[LLVMdev] [PATCH][RFC] Add llvm.codegen Intrinsic To Support Embedded LLVM IR Code Generation

Tue May 8 11:50:17 PDT 2012

On 05/08/2012 07:08 PM, Justin Holewinski wrote:
> On Tue, May 8, 2012 at 9:29 AM, <dag at cray.com <mailto:dag at cray.com>> wrote:
>
>     Tobias Grosser <tobias at grosser.es <mailto:tobias at grosser.es>> writes:
>
>      > So why the intrinsic?
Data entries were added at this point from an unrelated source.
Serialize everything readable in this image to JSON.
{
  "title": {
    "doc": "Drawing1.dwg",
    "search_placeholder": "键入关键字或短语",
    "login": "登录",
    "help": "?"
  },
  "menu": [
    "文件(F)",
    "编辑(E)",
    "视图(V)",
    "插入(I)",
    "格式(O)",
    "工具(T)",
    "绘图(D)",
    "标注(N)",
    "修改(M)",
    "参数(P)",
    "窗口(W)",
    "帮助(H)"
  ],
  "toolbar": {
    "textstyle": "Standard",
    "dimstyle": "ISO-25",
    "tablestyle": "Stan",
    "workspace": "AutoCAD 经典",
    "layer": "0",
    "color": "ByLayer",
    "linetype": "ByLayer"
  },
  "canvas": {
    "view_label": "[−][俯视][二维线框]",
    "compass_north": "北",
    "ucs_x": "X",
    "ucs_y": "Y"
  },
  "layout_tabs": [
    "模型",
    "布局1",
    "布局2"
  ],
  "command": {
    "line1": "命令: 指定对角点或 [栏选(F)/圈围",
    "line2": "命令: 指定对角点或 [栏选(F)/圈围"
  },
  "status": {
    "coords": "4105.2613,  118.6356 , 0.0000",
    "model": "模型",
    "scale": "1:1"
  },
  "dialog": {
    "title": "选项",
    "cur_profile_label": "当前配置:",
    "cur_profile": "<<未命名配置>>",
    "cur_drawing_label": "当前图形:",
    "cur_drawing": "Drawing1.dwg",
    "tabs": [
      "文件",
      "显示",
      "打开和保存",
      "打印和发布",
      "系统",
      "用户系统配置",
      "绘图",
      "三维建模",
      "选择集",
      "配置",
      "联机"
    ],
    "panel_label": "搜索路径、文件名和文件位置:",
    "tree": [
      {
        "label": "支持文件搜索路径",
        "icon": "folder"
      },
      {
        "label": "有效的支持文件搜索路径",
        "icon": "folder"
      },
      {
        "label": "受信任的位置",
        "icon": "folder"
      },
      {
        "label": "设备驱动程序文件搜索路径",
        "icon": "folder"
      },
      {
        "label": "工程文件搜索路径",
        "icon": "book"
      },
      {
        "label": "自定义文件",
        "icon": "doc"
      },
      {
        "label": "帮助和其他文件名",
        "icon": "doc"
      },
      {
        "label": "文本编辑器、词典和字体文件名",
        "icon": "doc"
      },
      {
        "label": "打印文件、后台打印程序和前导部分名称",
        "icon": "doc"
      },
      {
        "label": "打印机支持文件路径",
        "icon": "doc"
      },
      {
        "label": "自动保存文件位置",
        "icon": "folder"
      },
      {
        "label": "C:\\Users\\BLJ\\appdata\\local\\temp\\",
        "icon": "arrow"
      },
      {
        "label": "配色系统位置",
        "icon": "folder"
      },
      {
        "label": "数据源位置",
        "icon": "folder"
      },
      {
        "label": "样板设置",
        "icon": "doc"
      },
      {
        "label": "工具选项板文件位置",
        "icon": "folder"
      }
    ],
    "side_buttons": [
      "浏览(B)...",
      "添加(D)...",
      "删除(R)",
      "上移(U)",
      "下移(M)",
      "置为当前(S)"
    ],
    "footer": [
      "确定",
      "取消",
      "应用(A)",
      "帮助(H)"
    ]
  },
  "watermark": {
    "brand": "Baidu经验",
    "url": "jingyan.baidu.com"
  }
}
I want to create the PTX string from an LLVM-IR
>      > optimizer pass, that should be loaded into clang, dragonegg, opt, ..
>
>     You want to codegen in the optimizer?  I'm confused.
>
>
>      > An LLVM-IR optimizer pass does not have access to the file system and
>      > it can not link to the LLVM back ends to directly create PTX.
>     Creating
>      > PTX in an optimizer pass would be an ugly hack.
>
>     So you _don't_ want to codegen in the optimizer.  Now I'm really
>     confused.
>
>
> The device code IR would be generated in the optimization pass, and
> codegen'd when the host module is codegen'd.
>
> The word "codegen" is overloaded here, as we're talking about IR codegen
> during optimization, and device codegen during host codegen.  Confusing,
> no? :)

Correct.

>      > The cleaner solution is to store an LLVM-IR string in the host module
>      > and to mark it with the llvm.codegen() intrinsic. When the module is
>      > processed by the backend, the string is automatically translated to
>      > PTX. This requires no additional file writing, introduces no layering
>      > violations and seems to be very simple.
>
>     Why do you need to store IR in a string?  It's already in the IR file or
>     you can put it into another file.  All you need is an _external_ tool to
>     drive llc to process and codegen these multiple files (to multiple
>     targets) and then another tool to suck up the accelerator code into a
>     string in the host assembly file.  Then you assemble into an object.
>
>     No IR changes and you end up with one object file.  No changes to build
>     systems at all, it's all handled by a driver.
>
>     llvm.codegen is completely unnecessary.
>
>
> I believe the point Tobias is trying to make is that he wants to retain
> the ability to pipe modules between tools and not worry about the
> modules ever hitting disk, e.g.
>
> opt -load GPUOptimizer.so -gpu-opt | llc -march=x86
>
> where the module coming in to opt is just unoptimized host code, and the
> module coming out of opt has embedded GPU IR.

True.

> The llvm.codegen() does solve this problem, but at the cost of too much
> ambiguity.

Can this be solved by documentation changes?

Tobi